Самогон-самопляс гнали в каждой второй избе их деревни. Сусло приготовляли, правда не из ржи, а из подгнившей картошки, сахара и дрожжей. Часто случались там и разборки между «молодцами-оратаями» и «дружиной птиц-соколов и серых волков» из соседних деревень. После которых — «который стоя стоит, тот сидя сидит, а который сидя сидит, тот лежа лежит. И все рыбы уходили во синии моря, улетали все птицы за оболока, ускакали все звери во темные леса».
Пришел Тимоха. Как всегда хмурый, но трезвый, осторожный какой-то.

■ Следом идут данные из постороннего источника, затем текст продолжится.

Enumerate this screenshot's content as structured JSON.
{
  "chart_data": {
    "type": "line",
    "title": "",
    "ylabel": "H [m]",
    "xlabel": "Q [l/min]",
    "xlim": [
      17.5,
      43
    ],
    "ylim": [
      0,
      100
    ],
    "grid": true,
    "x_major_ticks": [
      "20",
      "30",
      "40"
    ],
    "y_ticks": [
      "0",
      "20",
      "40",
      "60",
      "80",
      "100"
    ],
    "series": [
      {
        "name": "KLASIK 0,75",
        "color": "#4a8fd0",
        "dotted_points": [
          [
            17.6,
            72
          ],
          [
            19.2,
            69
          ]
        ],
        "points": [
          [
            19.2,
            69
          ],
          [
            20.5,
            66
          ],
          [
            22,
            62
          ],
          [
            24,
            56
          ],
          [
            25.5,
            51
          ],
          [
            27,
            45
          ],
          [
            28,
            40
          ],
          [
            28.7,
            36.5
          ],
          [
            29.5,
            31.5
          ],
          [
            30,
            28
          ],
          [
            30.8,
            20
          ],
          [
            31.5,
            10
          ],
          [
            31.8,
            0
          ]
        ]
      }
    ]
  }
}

Бросилась в глаза Уле и еще одна странность — не пошел он в кухню, где в тазу с водой стояла бутыль с самогонкой, не выпил стакан, не закусил соленым огурцом из рядом стоящего сиреневого пластикового ведерка с отбитым краем, от которого несло укропом и чесноком. Внимательно осмотрел избу, поглядел долго и тревожно в окошко, сказал: «Одевайся, давай, пойдем сейчас».